Saturday, August 7, 2010

Wallace Stegnar - A Conservationist

I saw this special on Wallace Stegner on PBS last night and it really hit home with me.

Wallace Stegner was a wonderful writer and proponant of protecting wild places for all to enjoy. Back in the 60s, when he was active, he was called a conservationist.

Now he would be called an environmentalist. The problem with being an environmentalist today is that it has such a political connetation to it. It means you are a wildly left wing, communist, tree hugging, live in the woods off the grid, kind of person. In the 60s a conservationist just wanted to protect the great outdoors.

Wallace Stegner was a great champion of keeping the West as a wild place. He was instrumental in elevating Canyonlands and Arches National Monuments to National Parks, he was a friend of Ansel Adams (those neat pictures of Yosemite), Edward Abbey (Monkey Wrench Gang) and Morris Udal (Secretary of State in the 60s who fought to protect the West from over commercialization).

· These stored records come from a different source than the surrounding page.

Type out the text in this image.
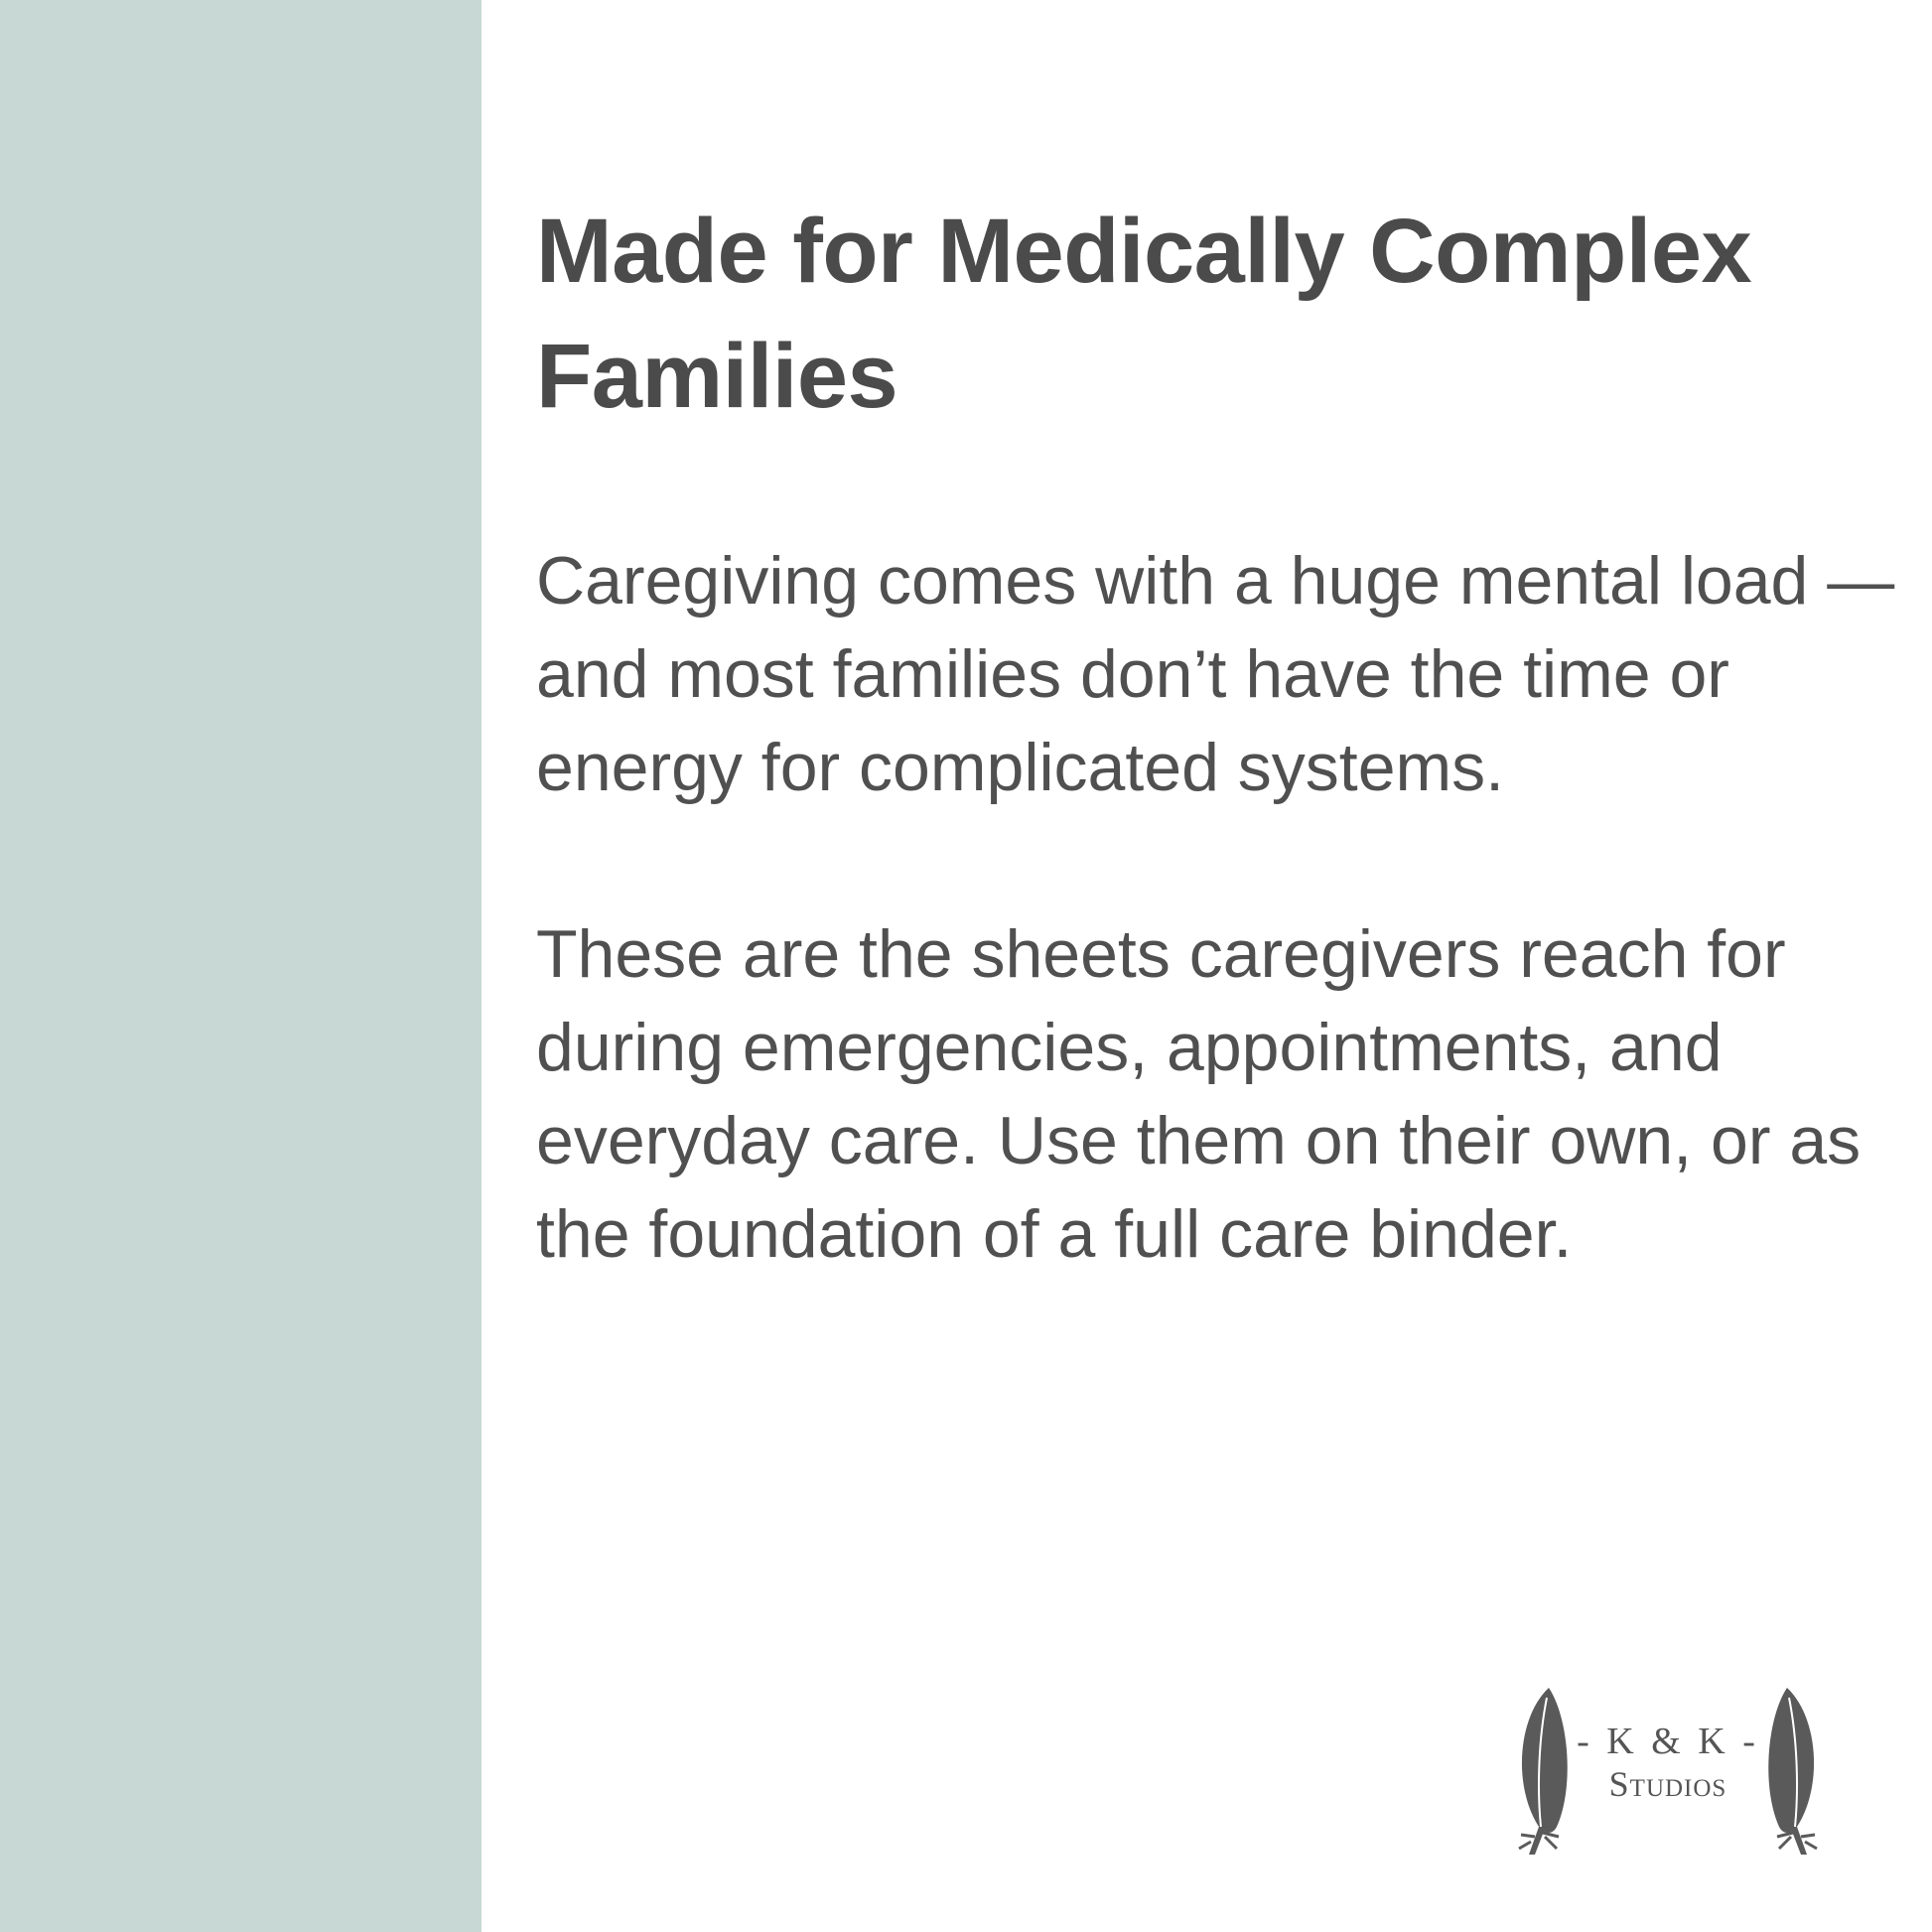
Made for Medically Complex Families

Caregiving comes with a huge mental load — and most families don’t have the time or energy for complicated systems.

These are the sheets caregivers reach for during emergencies, appointments, and everyday care. Use them on their own, or as the foundation of a full care binder.

- K & K -
Studios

Wallace Stegner was a very prolific writer of all things Western. He was described as having written about the day-to day West; the life of a cowboy, the changing seasons, the life on a ranch in Montana. I believe he was a great influence on Edward Abby's writing, they have similar styles. If you want to read any of his books just look him up on the web. I have read "A Gathering in Zion" about the Mormon migration and "Beyond the 100th Meridian" about John Wesley Powell's trip down the Colorado River. Both worthy reading.

In December 1960 Wallace Stegner wrote what is now called the "Wilderness Letter". Here is a passage from that letter:

Something will have gone out of us as a people if we ever let the remaining wilderness be destroyed; if we permit the last virgin forests to be turned into comic books and plastic cigarette cases; if we drive the few remaining members of the wild species into zoos or to extinction; if we polute the last clear air and dirty the last clean streams and push our paved roads through the last of the silence, so that never again will Americans be free in their own country from the noise, the exhausts, the stinks of human and automotive waste. And so that never again can we have the chance to see ourselves single, separate, vertical and individual in the world, part of the environment of trees and rocks and soil, brother to the animals, part of the natural world and competent to belong in it. Without any remaining wilderness we are committed wholly, without chance for even momentary reflection and rest, to a headlong drive into our technological termite-life, the Brave New World of a completely man-controlled environment. We need wilderness preserves--as much of it as is still left, and as many kinds--because it was the challenge against which our character as a people was formed. The reminder and reassurance that it is still there is good for our spiritual health even if we never once in ten years set foot in it. It is good for us when we are young, because of the incomparable sanity it can bring briefly, as vacation and rest, into our insane lives. It is important to us when we are old simply because it is there--important, that is, simply as an idea.

You can read the complete letter by going to the internet and simply typing in "Wallace Stegnar Wilderness Letter". The letter is a fantastic tribute to the benefit of having wild places just for the sake of having them. He refers to a lot of places in Utah in the letter. It is about 5 pages long but it is well worth reading. He uses the phrase "the geography of hope". Isn't that a great way to sum up why we need wild places? This letter is a tribute to what I believe is a necessary part of life. Protecting our sanity has no political agenda.